Selon l'acte d'accusation, l'accord de prêt visait à permettre à Ben-Eliezer d'expliquer aux autorités israéliennes la réception de l'argent de pot-de-vin, si nécessaire, mais jusqu'à la date d'ouverture de l'enquête, Ben-Eliezer n'avait présenté le contrat de prêt à personne. Le prêt qui n'a pas été capté, ainsi que la capacité du défendeur à demander à Ben-Eliezer le remboursement de l'argent à tout moment, ont créé la dépendance de Ben-Eliezer envers le défendeur, et ont maintenu la relation de corruption entre eux pour une durée indéfinie.
- Selon l'accusation, et au-delà de l'affirmation que le contrat de prêt doit être considéré comme une indication claire du fait qu'il s'agit d'argent de corruption, l'action du défendeur dans la création du mécanisme de prêt destiné à dissimuler qu'il s'agit d'argent de pots-de-vin constitue une action avec biens interdits tel que défini dans la loi sur l'interdiction du blanchiment d'argent, 5760-2000 (ci-après – Loi sur l'interdiction du blanchiment d'argent) car cela a été fait afin de dissimuler ou dissimuler l'origine de l'argent, l'identité des détenteurs des droits qui y détenaient, sa localisation, ses mouvements ou l'action qui s'y engageait.

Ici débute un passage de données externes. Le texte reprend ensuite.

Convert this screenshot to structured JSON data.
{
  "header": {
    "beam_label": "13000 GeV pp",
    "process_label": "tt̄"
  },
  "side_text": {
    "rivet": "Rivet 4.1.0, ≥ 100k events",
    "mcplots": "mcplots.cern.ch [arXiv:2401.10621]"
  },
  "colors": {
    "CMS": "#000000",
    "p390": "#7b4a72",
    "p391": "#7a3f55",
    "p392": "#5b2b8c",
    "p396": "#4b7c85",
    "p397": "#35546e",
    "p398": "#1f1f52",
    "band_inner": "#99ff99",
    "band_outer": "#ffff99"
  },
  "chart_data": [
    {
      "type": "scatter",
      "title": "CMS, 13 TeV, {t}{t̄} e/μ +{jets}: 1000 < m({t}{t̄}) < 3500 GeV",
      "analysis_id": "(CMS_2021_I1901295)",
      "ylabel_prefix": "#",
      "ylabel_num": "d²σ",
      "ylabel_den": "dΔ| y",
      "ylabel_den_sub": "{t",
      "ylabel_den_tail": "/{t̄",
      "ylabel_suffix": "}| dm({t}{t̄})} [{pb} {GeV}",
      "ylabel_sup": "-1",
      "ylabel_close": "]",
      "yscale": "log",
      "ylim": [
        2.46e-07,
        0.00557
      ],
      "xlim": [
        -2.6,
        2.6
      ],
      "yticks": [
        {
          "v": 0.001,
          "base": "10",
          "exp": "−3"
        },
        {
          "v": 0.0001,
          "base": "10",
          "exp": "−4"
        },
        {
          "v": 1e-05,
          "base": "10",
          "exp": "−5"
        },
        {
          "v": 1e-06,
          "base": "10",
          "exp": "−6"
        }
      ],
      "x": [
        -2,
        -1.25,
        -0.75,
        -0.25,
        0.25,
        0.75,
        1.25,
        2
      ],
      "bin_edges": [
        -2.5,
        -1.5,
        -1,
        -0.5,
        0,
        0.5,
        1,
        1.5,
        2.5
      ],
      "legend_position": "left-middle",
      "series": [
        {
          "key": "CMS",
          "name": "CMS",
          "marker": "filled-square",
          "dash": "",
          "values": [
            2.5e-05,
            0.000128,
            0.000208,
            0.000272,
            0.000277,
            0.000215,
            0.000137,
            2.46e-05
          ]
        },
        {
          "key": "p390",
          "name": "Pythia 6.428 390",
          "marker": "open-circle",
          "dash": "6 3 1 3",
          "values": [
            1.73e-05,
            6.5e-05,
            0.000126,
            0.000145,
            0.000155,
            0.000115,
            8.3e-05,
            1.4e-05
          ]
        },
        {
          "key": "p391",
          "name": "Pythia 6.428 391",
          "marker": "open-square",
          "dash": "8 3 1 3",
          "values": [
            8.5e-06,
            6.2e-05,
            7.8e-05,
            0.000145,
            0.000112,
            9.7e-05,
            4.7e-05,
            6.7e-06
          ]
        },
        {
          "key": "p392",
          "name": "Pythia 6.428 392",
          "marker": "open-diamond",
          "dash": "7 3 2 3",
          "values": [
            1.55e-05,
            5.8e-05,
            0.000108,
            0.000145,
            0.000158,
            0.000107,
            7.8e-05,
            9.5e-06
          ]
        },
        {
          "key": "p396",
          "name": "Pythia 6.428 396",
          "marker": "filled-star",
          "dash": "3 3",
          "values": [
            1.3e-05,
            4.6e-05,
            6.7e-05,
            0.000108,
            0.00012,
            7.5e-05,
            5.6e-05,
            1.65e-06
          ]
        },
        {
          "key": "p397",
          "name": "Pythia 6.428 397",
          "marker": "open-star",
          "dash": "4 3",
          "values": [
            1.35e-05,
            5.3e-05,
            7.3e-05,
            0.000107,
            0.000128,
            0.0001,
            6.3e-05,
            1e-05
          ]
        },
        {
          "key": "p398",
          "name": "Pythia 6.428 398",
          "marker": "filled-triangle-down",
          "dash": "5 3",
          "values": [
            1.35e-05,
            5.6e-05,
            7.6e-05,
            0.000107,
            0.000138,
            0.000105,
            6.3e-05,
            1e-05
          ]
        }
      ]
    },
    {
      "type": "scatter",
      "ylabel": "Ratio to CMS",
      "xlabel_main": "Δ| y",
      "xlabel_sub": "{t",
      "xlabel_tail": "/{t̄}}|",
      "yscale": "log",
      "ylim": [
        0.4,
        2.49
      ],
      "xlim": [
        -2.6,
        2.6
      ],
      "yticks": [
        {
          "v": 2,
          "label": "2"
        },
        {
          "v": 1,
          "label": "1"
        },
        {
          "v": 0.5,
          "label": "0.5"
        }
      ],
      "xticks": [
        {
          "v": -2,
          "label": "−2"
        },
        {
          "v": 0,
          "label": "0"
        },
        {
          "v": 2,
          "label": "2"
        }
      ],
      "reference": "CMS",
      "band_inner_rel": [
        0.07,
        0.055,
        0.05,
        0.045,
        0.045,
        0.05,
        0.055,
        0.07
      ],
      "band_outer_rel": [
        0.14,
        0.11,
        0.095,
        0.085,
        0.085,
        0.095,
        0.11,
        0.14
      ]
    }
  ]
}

Les intérêts économiques qui sous-tendaient le transfert des fonds, et les actions menées par Ben-Eliezer au nom du défendeur
- Selon l'acte d'accusation, le transfert de l'argent à Ben-Eliezer a été effectué dans le cadre d'une relation pleine d'intérêts économiques, que l'accusation a qualifiée de relation de « donner et recevoir », Ben-Eliezer « fournissant les biens » et aidant à promouvoir les intérêts économiques du prévenu.

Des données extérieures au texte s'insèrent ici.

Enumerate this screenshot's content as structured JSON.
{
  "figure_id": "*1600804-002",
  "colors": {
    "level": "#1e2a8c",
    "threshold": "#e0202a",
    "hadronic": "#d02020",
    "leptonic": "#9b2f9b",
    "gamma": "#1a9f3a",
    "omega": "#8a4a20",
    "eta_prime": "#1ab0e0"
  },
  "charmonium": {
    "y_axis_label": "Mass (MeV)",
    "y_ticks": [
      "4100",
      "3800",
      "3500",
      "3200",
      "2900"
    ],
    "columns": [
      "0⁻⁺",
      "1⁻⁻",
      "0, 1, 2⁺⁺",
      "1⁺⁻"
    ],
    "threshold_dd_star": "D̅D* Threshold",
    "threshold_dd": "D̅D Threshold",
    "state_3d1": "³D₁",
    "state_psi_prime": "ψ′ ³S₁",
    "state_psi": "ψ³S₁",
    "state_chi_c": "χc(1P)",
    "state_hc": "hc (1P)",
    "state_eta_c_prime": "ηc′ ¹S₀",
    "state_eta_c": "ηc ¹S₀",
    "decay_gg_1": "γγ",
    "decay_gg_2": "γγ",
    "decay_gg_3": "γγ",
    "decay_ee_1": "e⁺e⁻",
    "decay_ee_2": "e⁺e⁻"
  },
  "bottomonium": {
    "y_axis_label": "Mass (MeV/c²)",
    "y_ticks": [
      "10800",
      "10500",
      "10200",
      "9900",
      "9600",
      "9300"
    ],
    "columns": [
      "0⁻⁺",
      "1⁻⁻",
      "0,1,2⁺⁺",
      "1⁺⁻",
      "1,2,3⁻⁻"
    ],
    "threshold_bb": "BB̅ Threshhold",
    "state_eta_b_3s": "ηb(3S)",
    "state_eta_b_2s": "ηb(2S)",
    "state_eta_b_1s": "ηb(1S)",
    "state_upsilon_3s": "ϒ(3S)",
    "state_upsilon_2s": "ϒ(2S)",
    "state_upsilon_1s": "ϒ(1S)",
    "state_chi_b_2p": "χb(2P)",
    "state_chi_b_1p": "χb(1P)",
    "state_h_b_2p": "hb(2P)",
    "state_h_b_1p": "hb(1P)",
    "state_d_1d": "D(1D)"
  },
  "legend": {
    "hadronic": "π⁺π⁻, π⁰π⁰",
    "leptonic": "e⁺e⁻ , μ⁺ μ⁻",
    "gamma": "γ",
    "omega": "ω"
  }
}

Selon l'acte d'accusation et dans le cadre de l'amitié intéressée forgée entre Ben-Eliezer et l'accusé, il est possible de citer le Quatre systèmes factuels présumés, qui sont fondés sur des intérêts économiques, à partir desquels la conclusion sur la nature de la connexion et la gravité inappropriée du transfert de l'argent seront tirées.